ARCHIVES OF AMERICAN ART

New Collections: Nela Arias-Misson Papers

The papers of Cuban-born, modernist painter Nela Arias-Misson are now at the Archives of American Art


Grayscale photograph of smiling woman dressed in a black top and pants with her right hand resting on her hip and her right hand next to her neck standing in front of an abstract painting on an easel.
Nela Arias-Misson in her studio on 9th Street in New York City, late 1950s (detail). Gelatin silver print, 7 x 10 in. Photographer unknown. Nela Arias-Misson Papers, Archives of American Art, Smithsonian Institution.

Every new collection alters the historical record, but not all impact the most entrenched concepts typically relied on to narrate American art history. With the first installment of the papers of painter Nela Arias-Misson (1915–2015) now at the Archives, researchers can look forward to revising histories of modernism, abstract expressionism, and minimalism. Charismatic, and dedicated to the continual evolution of her style, Arias-Misson crossed paths with Mark Rothko, Hans Hofmann, Antoni Tàpies, and other leading avant-garde painters. The impression she left on them is evident in correspondence, photographs, and other documents in her papers.

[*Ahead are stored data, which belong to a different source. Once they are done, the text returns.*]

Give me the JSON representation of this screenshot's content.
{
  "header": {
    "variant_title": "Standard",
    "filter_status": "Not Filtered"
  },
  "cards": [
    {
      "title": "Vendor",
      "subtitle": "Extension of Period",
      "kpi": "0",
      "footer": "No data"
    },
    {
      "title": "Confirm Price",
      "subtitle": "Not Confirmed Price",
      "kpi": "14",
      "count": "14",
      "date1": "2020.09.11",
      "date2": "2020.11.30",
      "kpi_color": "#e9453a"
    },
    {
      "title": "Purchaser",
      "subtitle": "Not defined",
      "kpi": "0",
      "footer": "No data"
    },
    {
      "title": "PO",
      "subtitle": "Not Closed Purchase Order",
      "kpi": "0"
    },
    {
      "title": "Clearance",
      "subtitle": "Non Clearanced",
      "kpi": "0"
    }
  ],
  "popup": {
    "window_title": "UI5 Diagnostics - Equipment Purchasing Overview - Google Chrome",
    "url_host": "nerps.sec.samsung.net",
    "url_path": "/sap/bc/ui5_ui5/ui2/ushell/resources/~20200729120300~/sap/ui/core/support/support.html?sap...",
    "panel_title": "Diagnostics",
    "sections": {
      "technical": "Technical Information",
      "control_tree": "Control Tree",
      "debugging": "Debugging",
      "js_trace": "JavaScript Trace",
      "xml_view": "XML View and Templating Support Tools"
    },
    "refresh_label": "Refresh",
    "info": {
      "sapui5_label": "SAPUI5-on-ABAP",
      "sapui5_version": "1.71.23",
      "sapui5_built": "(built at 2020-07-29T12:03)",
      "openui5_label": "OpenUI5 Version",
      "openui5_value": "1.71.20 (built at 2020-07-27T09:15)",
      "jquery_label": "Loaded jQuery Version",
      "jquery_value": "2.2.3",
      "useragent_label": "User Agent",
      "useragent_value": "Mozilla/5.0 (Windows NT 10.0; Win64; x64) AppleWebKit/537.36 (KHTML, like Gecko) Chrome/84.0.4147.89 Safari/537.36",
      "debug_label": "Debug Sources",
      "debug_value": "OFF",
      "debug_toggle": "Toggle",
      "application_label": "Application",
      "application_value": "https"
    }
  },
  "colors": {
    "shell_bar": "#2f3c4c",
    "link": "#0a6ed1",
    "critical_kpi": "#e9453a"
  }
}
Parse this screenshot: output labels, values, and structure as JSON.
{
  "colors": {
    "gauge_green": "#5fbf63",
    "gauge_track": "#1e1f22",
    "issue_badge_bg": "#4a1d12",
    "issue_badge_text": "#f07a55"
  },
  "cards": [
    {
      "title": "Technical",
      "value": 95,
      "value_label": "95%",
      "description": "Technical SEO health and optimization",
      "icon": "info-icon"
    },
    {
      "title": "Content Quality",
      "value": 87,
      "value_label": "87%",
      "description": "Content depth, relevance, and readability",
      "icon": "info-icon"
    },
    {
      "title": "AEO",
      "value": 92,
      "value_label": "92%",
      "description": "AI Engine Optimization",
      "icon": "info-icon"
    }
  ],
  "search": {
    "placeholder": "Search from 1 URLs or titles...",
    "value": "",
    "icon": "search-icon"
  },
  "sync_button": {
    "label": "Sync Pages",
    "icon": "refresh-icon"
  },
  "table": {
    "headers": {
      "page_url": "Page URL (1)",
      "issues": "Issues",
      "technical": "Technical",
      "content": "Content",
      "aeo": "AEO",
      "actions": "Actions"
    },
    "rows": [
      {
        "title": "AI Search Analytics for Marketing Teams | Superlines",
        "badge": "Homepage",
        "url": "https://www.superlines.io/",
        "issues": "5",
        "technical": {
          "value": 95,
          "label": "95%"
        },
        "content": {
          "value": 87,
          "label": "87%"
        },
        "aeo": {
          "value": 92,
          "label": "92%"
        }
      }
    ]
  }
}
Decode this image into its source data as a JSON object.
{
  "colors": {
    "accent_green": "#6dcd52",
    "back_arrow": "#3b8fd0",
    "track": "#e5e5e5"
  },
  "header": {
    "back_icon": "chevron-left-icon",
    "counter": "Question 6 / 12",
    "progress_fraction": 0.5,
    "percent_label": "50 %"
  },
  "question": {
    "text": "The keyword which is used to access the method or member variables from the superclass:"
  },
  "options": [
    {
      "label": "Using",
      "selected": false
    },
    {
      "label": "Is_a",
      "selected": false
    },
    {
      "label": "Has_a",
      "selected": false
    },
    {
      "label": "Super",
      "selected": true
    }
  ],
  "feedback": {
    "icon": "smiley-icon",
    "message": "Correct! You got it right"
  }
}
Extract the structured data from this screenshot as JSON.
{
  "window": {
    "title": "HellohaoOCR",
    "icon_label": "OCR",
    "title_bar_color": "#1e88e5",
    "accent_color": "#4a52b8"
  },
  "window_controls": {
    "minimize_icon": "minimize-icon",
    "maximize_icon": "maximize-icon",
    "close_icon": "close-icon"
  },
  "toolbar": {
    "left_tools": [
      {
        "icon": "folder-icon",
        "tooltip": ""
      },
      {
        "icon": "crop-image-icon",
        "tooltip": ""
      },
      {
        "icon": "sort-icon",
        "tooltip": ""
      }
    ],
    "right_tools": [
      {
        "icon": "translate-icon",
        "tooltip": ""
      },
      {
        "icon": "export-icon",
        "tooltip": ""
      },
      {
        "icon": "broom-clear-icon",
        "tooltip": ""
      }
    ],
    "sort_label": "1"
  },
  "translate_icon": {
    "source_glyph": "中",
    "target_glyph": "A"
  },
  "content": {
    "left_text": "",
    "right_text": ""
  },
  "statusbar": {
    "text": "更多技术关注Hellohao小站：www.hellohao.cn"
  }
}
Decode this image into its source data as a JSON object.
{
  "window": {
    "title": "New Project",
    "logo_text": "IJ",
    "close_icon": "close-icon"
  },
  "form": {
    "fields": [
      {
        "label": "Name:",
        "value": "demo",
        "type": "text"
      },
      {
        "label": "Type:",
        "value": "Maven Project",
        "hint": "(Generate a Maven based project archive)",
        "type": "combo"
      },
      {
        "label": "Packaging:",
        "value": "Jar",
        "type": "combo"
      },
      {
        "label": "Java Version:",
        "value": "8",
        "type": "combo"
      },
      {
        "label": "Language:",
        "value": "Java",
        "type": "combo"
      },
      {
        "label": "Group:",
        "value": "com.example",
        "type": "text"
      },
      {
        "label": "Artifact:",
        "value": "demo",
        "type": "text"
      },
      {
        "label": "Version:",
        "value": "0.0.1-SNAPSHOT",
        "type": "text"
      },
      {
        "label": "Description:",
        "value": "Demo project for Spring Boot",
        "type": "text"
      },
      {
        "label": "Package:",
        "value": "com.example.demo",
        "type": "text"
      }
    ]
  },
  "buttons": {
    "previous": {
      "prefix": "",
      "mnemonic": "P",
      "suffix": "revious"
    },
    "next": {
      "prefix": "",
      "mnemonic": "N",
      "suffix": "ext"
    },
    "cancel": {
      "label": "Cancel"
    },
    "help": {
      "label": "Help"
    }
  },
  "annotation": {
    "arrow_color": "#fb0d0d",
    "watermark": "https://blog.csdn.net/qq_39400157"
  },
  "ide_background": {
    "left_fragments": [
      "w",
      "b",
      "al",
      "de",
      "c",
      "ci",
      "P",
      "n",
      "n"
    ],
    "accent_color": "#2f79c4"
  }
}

A 1965 letter from Rothko begins with gratitude to Arias-Misson and her husband Alain for their “beautiful little poems” and elicits the poetic in Rothko as well, who pens poignant lines such as, “It is good to hear that you are settled and that in your new home you find the kind of a world in which you no longer feel alien and where you can work. As one gets older and reaches my age the yearning and hope for such a place is given up and one creates a solitude which one abhors and holds on to with all his strength.” In photographs of Arias-Misson’s studios and early exhibitions, one can see that she worked through visual forms associated with Rothko. These photographs and others come meticulously arranged and researched by Marcelo Llobell and Flor Mayoral, executors of Arias-Misson’s estate and cofounders of the Doral Contemporary Art Museum in Florida.

 

Cream envelope with cursive and print script in black ink, postmarked from Grand Central Station, New York City, and three canceled blue five cent stamps with a bust of George Washington, two of which are upside down.
Envelope for letter from Mark Rothko to Nela and Alain Arias-Misson, July 19, 1965. Nela Arias-Misson Papers, Archives of American Art, Smithsonian Institution.

Arias-Misson’s substantial relationship with the influential teacher Hofmann, whose papers also reside at the Archives, is documented through photographs of classes in session, gallery openings, and social gatherings with Hans and Maria Hofmanns’s Provincetown circle. A letter from Maria to Tàpies, introducing Arias-Misson to the artist, demonstrates the promise Hans saw in his student. “A friend and student of Mr. Hans Hofmann will go to Barcelona for a while and she would like very much to meet you and also other artists,” she wrote in 1961. “We would be happy if you could help her to see the interesting life there.”

Also important to Arias-Misson’s artistic development was her exchange with the Spanish diplomat José Luis Castillejo. While conducting his state duties, including as ambassador to Nigeria and to Benin, Castillejo wrote art criticism. The typescript of a 1966 essay that he sent to Arias-Misson for review positions her within the era’s central emergent movements. Castillejo asserts, “Some of Nela Arias-Misson’s works are . . . a meaningful step in the direction we are working today, towards a minimal, zero art. . . . Literal art is a better word than minimal art. Reductive art is confusing. . . . Literal painting [is] the best name that occurs to me.” Such writing and Arias-Misson’s work reopen for investigation these familiar terms describing art of the 1960s.

Despite the considerable attention Arias-Misson received from peers and critics in her lifetime, she remains understudied in scholarly narratives concerning artists working in the US in the 1960s. Her papers show how the history of this important period in American art can be retold if we place at its center a Cuban-born woman and the network she forged across North America, Latin America, and Europe.